Closed hagenw closed 2 months ago
For the preview of tables, it would also be interesting to see if we can profit here if we would store the tables in a different format (e.g. parquet) in the repository. E.g. if it would be possible to not download the whole table, but just stream the first 10 lines from the repo when requested.
Good news, when storing tables as PARQUET files on the backend, we can preview them without the need to download the whole file.
The following example highlights it with a dependency table (as we don't have a real table yet published on the server) from our internal server (copied from https://github.com/audeering/audformat/issues/376#issuecomment-2182711399):
import aiohttp
import fsspec
import pyarrow.parquet as parquet
import audbackend
host = "https://artifactory.audeering.com/artifactory"
auth = audbackend.backend.Artifactory.get_authentication(host)
repository = "data-public-local"
# Prepare fsspec https file-system to communicate with Artifactory
fs = fsspec.filesystem("https", auth=aiohttp.BasicAuth(auth[0], auth[1]))

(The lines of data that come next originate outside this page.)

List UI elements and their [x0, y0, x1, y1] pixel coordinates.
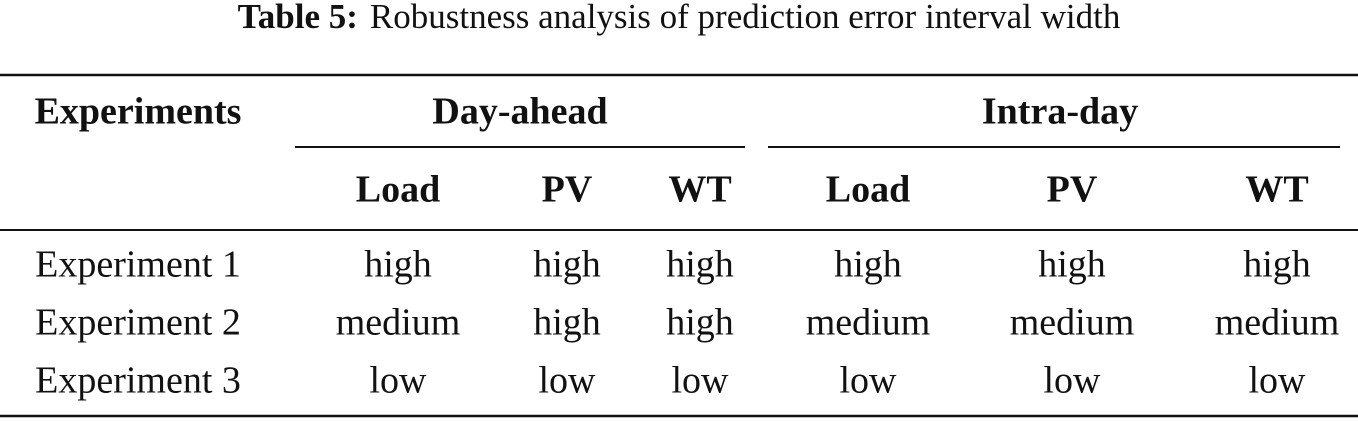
table-cell: medium: [1010, 302, 1135, 344]
table-cell: high: [1038, 244, 1106, 286]
table-cell: high: [1243, 244, 1311, 286]
column-header: PV: [542, 169, 593, 211]
group-header: Day-ahead: [432, 91, 607, 133]
table-cell: low: [840, 360, 898, 402]
table-cell: high: [666, 244, 734, 286]
column-header: WT: [1245, 169, 1308, 211]
group-header: Intra-day: [982, 91, 1138, 133]
table-cell: low: [370, 360, 428, 402]
caption-text: Robustness analysis of prediction error …: [370, 0, 1121, 36]
table-cell: low: [1249, 360, 1307, 402]
table-cell: high: [666, 302, 734, 344]
table-cell: high: [364, 244, 432, 286]
table-cell: low: [539, 360, 597, 402]
table-cell: high: [533, 244, 601, 286]
column-header: Load: [356, 169, 440, 211]
table-cell: high: [533, 302, 601, 344]
table-cell: Experiment 2: [35, 302, 241, 344]
table-cell: medium: [806, 302, 931, 344]
table-cell: medium: [1215, 302, 1340, 344]
table-cell: medium: [336, 302, 461, 344]
table-cell: Experiment 1: [35, 244, 241, 286]
column-header: PV: [1047, 169, 1098, 211]
column-header: Load: [826, 169, 910, 211]
table-cell: high: [834, 244, 902, 286]
column-header: WT: [668, 169, 731, 211]
table-cell: low: [672, 360, 730, 402]
header-cell: Experiments: [35, 91, 242, 133]
table-cell: Experiment 3: [35, 360, 241, 402]
table-cell: low: [1044, 360, 1102, 402]
caption: Table 5: Robustness analysis of predictio…: [238, 0, 1121, 36]
caption-label: Table 5:: [238, 0, 358, 36]
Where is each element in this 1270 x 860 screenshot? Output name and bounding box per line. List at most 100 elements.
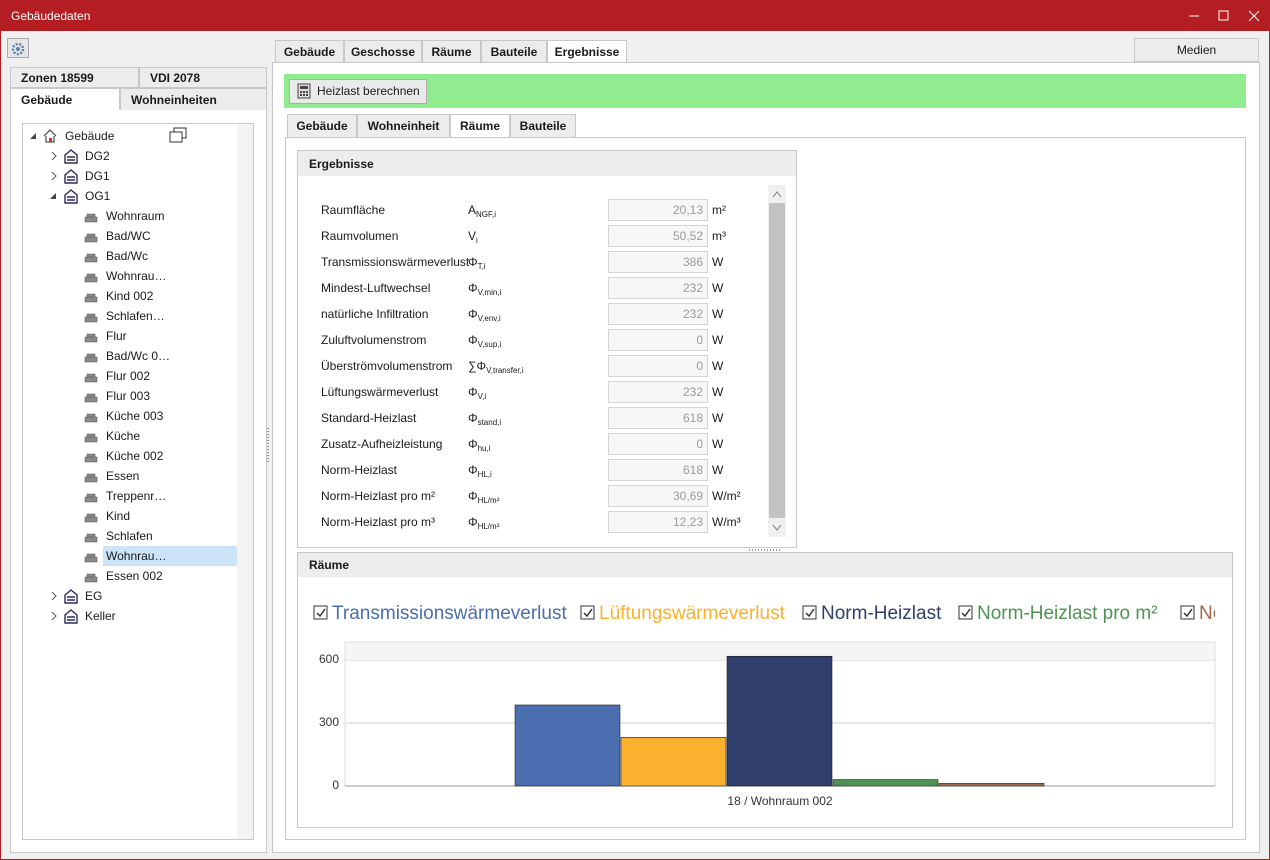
tree-node[interactable]: Küche 002	[106, 449, 164, 463]
y-tick-label: 300	[319, 715, 339, 729]
tree-node[interactable]: Essen 002	[106, 569, 163, 583]
row-value: 618	[608, 459, 708, 481]
expander[interactable]	[50, 192, 58, 200]
tree-node[interactable]: Wohnrau…	[103, 546, 237, 566]
settings-button[interactable]	[7, 38, 29, 58]
sub-tab[interactable]: Gebäude	[287, 114, 357, 138]
tree-node[interactable]: Bad/Wc 0…	[106, 349, 171, 363]
legend-label: Norm-Heizlast	[821, 603, 942, 624]
legend: Transmissionswärmeverlust Lüftungswärmeve…	[313, 603, 1215, 624]
expander[interactable]	[50, 592, 58, 600]
symbol-subscript: V,i	[477, 392, 487, 401]
symbol: Φ	[468, 463, 478, 477]
maximize[interactable]	[1218, 10, 1229, 21]
tree-node[interactable]: Bad/Wc	[106, 249, 149, 263]
expander[interactable]	[30, 132, 38, 140]
row-symbol: ANGF,i	[468, 203, 496, 219]
row-label: Mindest-Luftwechsel	[321, 281, 431, 295]
tree-node[interactable]: Kind 002	[106, 289, 154, 303]
legend-checkbox[interactable]	[1180, 605, 1195, 620]
tree-node[interactable]: Flur 003	[106, 389, 151, 403]
symbol-subscript: hu,i	[477, 444, 491, 453]
row-label: natürliche Infiltration	[321, 307, 429, 321]
symbol-subscript: i	[476, 236, 478, 245]
symbol-subscript: HL/m²	[477, 496, 500, 505]
tree-node[interactable]: Treppenr…	[106, 489, 167, 503]
tree-scrollbar[interactable]	[237, 124, 253, 839]
legend-checkbox[interactable]	[802, 605, 817, 620]
main-tab[interactable]: Gebäude	[275, 40, 344, 63]
main-tab[interactable]: Geschosse	[344, 40, 422, 63]
main-tab[interactable]: Räume	[422, 40, 481, 63]
floor-icon	[64, 189, 78, 204]
symbol-subscript: V,sup,i	[477, 340, 502, 349]
main-tab[interactable]: Ergebnisse	[547, 40, 627, 63]
tree-node[interactable]: Schlafen…	[106, 309, 165, 323]
room-icon	[84, 233, 98, 243]
tree-node[interactable]: Flur	[106, 329, 127, 343]
main-tab[interactable]: Bauteile	[481, 40, 547, 63]
row-value: 386	[608, 251, 708, 273]
room-icon	[84, 513, 98, 523]
room-icon	[84, 273, 98, 283]
row-unit: W/m²	[712, 489, 741, 503]
zone-tab[interactable]: VDI 2078	[139, 67, 267, 88]
tree-node[interactable]: Gebäude	[65, 129, 115, 143]
room-icon	[84, 413, 98, 423]
sidebar-tab[interactable]: Gebäude	[10, 88, 120, 111]
expander[interactable]	[50, 152, 58, 160]
window-controls[interactable]	[1180, 0, 1270, 31]
tree-node[interactable]: OG1	[85, 189, 111, 203]
tree-node[interactable]: Flur 002	[106, 369, 151, 383]
window-title: Gebäudedaten	[11, 9, 91, 23]
tree-node[interactable]: EG	[85, 589, 103, 603]
row-value: 0	[608, 355, 708, 377]
sub-tab[interactable]: Wohneinheit	[357, 114, 450, 138]
calculate-button[interactable]: Heizlast berechnen	[289, 79, 427, 104]
splitter[interactable]	[749, 548, 781, 552]
close[interactable]	[1248, 10, 1260, 22]
row-unit: m³	[712, 229, 726, 243]
row-unit: W	[712, 255, 724, 269]
legend-label: Transmissionswärmeverlust	[332, 603, 567, 624]
row-label: Lüftungswärmeverlust	[321, 385, 439, 399]
checkmark	[1183, 608, 1193, 618]
sidebar-tab[interactable]: Wohneinheiten	[120, 88, 267, 111]
tree-node[interactable]: DG1	[85, 169, 110, 183]
tree-node[interactable]: Küche 003	[106, 409, 164, 423]
expander[interactable]	[50, 612, 58, 620]
bar	[620, 737, 727, 787]
sub-tab[interactable]: Bauteile	[510, 114, 576, 138]
checkmark	[316, 608, 326, 618]
tree-node[interactable]: Schlafen	[106, 529, 153, 543]
tree-node[interactable]: Kind	[106, 509, 131, 523]
row-value: 0	[608, 433, 708, 455]
tree-node[interactable]: Wohnrau…	[106, 269, 167, 283]
stack-icon[interactable]	[169, 127, 187, 143]
media-button[interactable]: Medien	[1134, 38, 1259, 62]
legend-checkbox[interactable]	[958, 605, 973, 620]
bar	[938, 783, 1045, 787]
tree-node[interactable]: Keller	[85, 609, 116, 623]
symbol: Φ	[468, 385, 478, 399]
tree-node[interactable]: Wohnraum	[106, 209, 165, 223]
results-scrollbar[interactable]	[768, 185, 786, 537]
x-tick-label: 18 / Wohnraum 002	[727, 794, 833, 808]
tree-node[interactable]: DG2	[85, 149, 110, 163]
sub-tab[interactable]: Räume	[450, 114, 510, 138]
tree-node[interactable]: Bad/WC	[106, 229, 151, 243]
y-tick-label: 600	[319, 652, 339, 666]
expander[interactable]	[50, 172, 58, 180]
results-panel	[297, 150, 797, 548]
row-unit: W	[712, 385, 724, 399]
row-label: Überströmvolumenstrom	[321, 359, 453, 373]
tree-node[interactable]: Essen	[106, 469, 140, 483]
legend-checkbox[interactable]	[313, 605, 328, 620]
floor-icon	[64, 589, 78, 604]
tree-node[interactable]: Küche	[106, 429, 141, 443]
zone-tab[interactable]: Zonen 18599	[10, 67, 139, 88]
symbol: Φ	[468, 307, 478, 321]
legend-checkbox[interactable]	[580, 605, 595, 620]
row-label: Norm-Heizlast pro m³	[321, 515, 436, 529]
bar	[514, 704, 621, 787]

# Preview dependency table of casual-conversations-v2 dataset
dataset = "casual-conversations-v2"
version = "1.0.0"
url = f"{host}/{repository}/{dataset}/db/{version}/db-{version}.parquet"
file = parquet.ParquetFile(url, filesystem=fs)
first_ten_rows = next(file.iter_batches(batch_size=10))
print(first_ten_rows.to_pandas())
which returns
file archive bit_depth channels ... removed sampling_rate type version
0 db.disabilities.csv disabilities 0 0 ... 0 0 0 1.0.0
1 db.files.csv files 0 0 ... 0 0 0 1.0.0
2 db.physical-adornments.csv physical-adornments 0 0 ... 0 0 0 1.0.0
3 db.physical-attributes.csv physical-attributes 0 0 ... 0 0 0 1.0.0
4 db.recording.csv recording 0 0 ... 0 0 0 1.0.0
5 db.skin-tone.csv skin-tone 0 0 ... 0 0 0 1.0.0
6 db.speaker.csv speaker 0 0 ... 0 0 0 1.0.0
7 audio/0000_portuguese_nonscripted_1.wav f76b3d4a-a172-63ee-22f2-fb2255d692ee 16 1 ... 0 48000 1 1.0.0
8 audio/0000_portuguese_nonscripted_2.wav 81db070f-69a1-ab92-a365-ca95ac36c893 16 1 ... 0 48000 1 1.0.0
9 audio/0000_portuguese_nonscripted_3.wav d4572eb1-d458-7717-2145-a7861208b8da 16 1 ... 0 48000 1 1.0.0
[10 rows x 11 columns]
Which means it should now be much easier to integrate a fast table preview feature, at least for tables we store in PARQUET. For the CSV tables it might be slightly more complicated as those are stored inside a ZIP file, and we would need to download the first 10 rows of that file from within the ZIP file. I think it should also be possible, but I don't know how yet.
/cc @ChristianGeng
It might be of interest to allow an interactive preview of tables on the datacard.
E.g. one solution could be to pre-load the first 10 lines for every table and add them to the static web page. Another solution might be to provide an interface for selecting a table to preview, and first 10 lines from the table is only then read (and maybe downloaded) when requested.